For the most part, it's that simple.
The balance of this document details the tools to setup and some things that will make your pull request a bit easier.
At a high level, documentation contributions should conform to the markdown linting rules as defined in
.markdownline.yaml
. (more on this below) Details regarding formating and documentation conventions can be found in
the content style guide.
The OpenMgmt site uses the mkdocs
tool to render the content into what is displayed on the web site.
Installation of mkdocs is handled via pip.
pip install mkdocs
Since the OpenMgmt site is using the mkdocs-material theme, you will need to install this as well.
pip install mkdocs-material
The content for this site is in a collection of markdown files in the 'docs/' directory in this repository. Add your content or fixes to this directory.
The following command will build the content so you can take a look at it on the file system. You're not likely going to need this that often. More often you're going to be interested in seeing the rendered content in your browser.
mkdocs build
mkdocs
makes it easy to see the rendered content locally in your browser. It is highly recommended that you validate
that your changes do not break anything in the visual rendering of the site. In order to serve the site mkdocs
will
start a local web server, this can be invoked via the following command from the root of your copy of the repository.
mkdocs serve
Sample mkdocs serve
output
% mkdocs serve
INFO - Building documentation...
INFO - Cleaning site directory
INFO - Documentation built in 0.68 seconds
INFO - [14:55:12] Serving on http://127.0.0.1:8000/openmgmt/
You can point your browser at the above URL and you'll be able to see the rendered site. Now ... assuming everything looks good, you're able generate a pull request.
If everything looks good, submit a pull request (aka a PR). A series of tests will be applied to validate the tests and
a maintainer will review the PR for incorporation into the main
branch. There are a few things that you can do to
streamline the acceptance of your pull request. Most notable here is conformance to the style guide and aligning with
the linter.
Taking some time to setup the following tooling and confirming alignment with the style guide will help to smooth the passage of your pull request.
Content is to be linted to ensure consistency of formatting. This requires using markdown-cli.
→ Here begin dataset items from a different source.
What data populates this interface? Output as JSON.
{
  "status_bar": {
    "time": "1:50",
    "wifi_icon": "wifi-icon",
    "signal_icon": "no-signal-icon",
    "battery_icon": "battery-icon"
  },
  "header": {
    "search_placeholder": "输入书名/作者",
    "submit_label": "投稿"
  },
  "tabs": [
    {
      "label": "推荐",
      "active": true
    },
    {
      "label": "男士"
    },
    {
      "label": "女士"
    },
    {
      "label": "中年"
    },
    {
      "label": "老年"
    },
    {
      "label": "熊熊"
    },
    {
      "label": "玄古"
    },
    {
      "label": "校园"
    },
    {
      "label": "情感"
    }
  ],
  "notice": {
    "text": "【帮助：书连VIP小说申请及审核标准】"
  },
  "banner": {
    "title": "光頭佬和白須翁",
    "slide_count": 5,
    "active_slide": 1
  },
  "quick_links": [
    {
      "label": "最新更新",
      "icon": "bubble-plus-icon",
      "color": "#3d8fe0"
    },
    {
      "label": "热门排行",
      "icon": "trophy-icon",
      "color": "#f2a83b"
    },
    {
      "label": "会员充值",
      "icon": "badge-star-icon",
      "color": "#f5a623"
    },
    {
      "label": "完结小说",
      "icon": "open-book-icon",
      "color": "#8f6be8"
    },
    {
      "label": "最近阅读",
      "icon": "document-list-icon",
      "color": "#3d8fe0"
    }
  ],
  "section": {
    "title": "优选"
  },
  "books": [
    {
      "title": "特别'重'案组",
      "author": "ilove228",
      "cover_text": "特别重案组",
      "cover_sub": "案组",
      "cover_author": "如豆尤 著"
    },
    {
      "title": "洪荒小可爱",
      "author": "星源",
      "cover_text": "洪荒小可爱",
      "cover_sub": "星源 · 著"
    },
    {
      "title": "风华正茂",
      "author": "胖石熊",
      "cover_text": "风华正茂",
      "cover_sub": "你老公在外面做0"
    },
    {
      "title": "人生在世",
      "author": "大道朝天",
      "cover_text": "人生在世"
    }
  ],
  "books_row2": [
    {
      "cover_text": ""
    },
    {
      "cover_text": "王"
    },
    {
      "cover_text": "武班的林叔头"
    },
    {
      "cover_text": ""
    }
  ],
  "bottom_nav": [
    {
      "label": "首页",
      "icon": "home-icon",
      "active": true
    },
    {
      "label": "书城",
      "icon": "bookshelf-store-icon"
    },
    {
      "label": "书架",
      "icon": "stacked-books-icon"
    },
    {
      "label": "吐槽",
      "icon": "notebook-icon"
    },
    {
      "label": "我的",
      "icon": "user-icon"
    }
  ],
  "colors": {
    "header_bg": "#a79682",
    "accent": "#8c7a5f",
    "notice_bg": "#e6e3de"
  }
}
MacOS users can install markdownlint-cli via homebrew.
brew install markdownlint-cli
Alternately, markdownlint-cli can be installed via NPM, details are available at the link above.
In order to automate the process of linting a pre-commit hook is utilized. This requires the installation of pre-commit. Depending on your environment, the installation process may vary.
If you're using pyenv
or some other python version manager, pre-commit can be installed via pip. This ensures that
it's installed to your preferred python environment.
pip install pre-commit
brew install pre-commit
From the root of the repository execute pre-commit install
this will add the necessary hooks to your local git
configuration and setup the necessary tooling in order to suport development.